2-Retenons d’abord que ce projet de réforme ne remet pas en cause « les règles fondatrices » du droit de la responsabilité mais est « l’occasion d’une consolidation des acquis jurisprudentiels »[3]. Procédant pour partie à une codification de la jurisprudence, il maintient pour l’essentiel l’architecture actuelle. Comme l’expliquait le précédent Garde des Sceaux dans une interview accordée à la Gazette du Palais « Il reprend le principe fondamental de la responsabilité pour faute. Il consacre la responsabilité du fait des choses que l’on a sous sa garde ou l’imputation de la responsabilité du fait d’autrui ». Enfin, il demeure « fidèle à la tradition, en subordonnant la mise en oeuvre de la responsabilité à l’existence d’un fait générateur de responsabilité, d’un lien de causalité et d’un dommage réparable ».

3-L’objet de cette chronique n’est pas de faire une présentation exhaustive de ce projet, et notamment de sa mesure emblématique d’édification d’un régime propre aux dommages corporels, mais d’en analyser les conséquences pour les clubs sportifs. En l’occurrence c’est sa fonction indemnitaire qui retiendra notre attention car elle est au cœur du contentieux sportif de la responsabilité. A cet égard, le projet améliore le traitement des victimes en facilitant la réparation des dommages corporels et corrélativement aggrave la responsabilité des organisateurs. Au chapitre des innovations citons, entre autres, la sortie du dommage corporel de la sphère contractuelle dont la réparation ne relèvera plus désormais que de la responsabilité extracontractuelle sauf clause contraire (1233-1); l’introduction d’une amende civile (art. 1266) ; la suppression de la distinction entre obligations de moyens et de résultat (art. 1250, rappr. art. 1231-1 ord. 10 février 2016) ; l’exonération partielle de responsabilité limitée à la faute lourde de la victime en cas de dommage corporel (1254).

 

L’éviction du dommage corporel de la sphère contractuelle

4-L’avant projet établit un traitement égal entre les victimes. Il y parvient en « sortant le dommage corporel de la sphère contractuelle »[4]. En effet, l’article 1233-1 précise que « Les préjudices résultant d’un dommage corporel sont réparés sur le fondement des règles de la responsabilité extracontractuelle, alors même qu’ils seraient causés à l’occasion de l’exécution du contrat ».

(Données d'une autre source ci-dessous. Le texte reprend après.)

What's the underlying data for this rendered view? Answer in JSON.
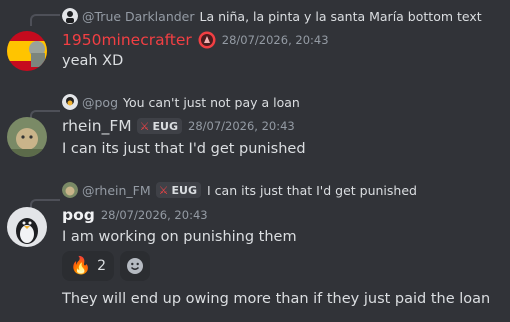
{
  "messages": [
    {
      "reply": {
        "name": "@True Darklander",
        "text": "La niña, la pinta y la santa María   bottom text"
      },
      "author": {
        "name": "1950minecrafter",
        "color": "#f23f43"
      },
      "timestamp": "28/07/2026, 20:43",
      "text": "yeah XD"
    },
    {
      "reply": {
        "name": "@pog",
        "text": "You can't just not pay a loan"
      },
      "author": {
        "name": "rhein_FM",
        "color": "#dbdee1",
        "tag": "EUG"
      },
      "timestamp": "28/07/2026, 20:43",
      "text": "I can its just that I'd get punished"
    },
    {
      "reply": {
        "name": "@rhein_FM",
        "tag": "EUG",
        "text": "I can its just that I'd get punished"
      },
      "author": {
        "name": "pog",
        "color": "#f2f3f5"
      },
      "timestamp": "28/07/2026, 20:43",
      "text": "I am working on punishing them",
      "reactions": [
        {
          "emoji": "fire-icon",
          "count": "2"
        }
      ],
      "followup": "They will end up owing more than if they just paid the loan"
    }
  ]
}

5-Notons que cet article a fait l’objet d’un ajout à la suite de la consultation publique. Son aliéna 2 précise que la victime peut invoquer les stipulations expresses du contrat qui lui sont plus favorables que l’application des règles de la responsabilité extracontractuelle. Ce serait le cas, par exemple, de l’exploitant d’établissement sportif qui garantirait à ses clients qu’ils seront sains et saufs au terme de l’activité ou que celle-ci est sans danger pour eux, ce qui revient à mettre une obligation de résultat à sa charge[5]. Mais il est peu probable que les organisateurs sportifs prennent un tel risque, spécialement s’ils encadrent des sports dangereux comme les sports nautiques ou aériens.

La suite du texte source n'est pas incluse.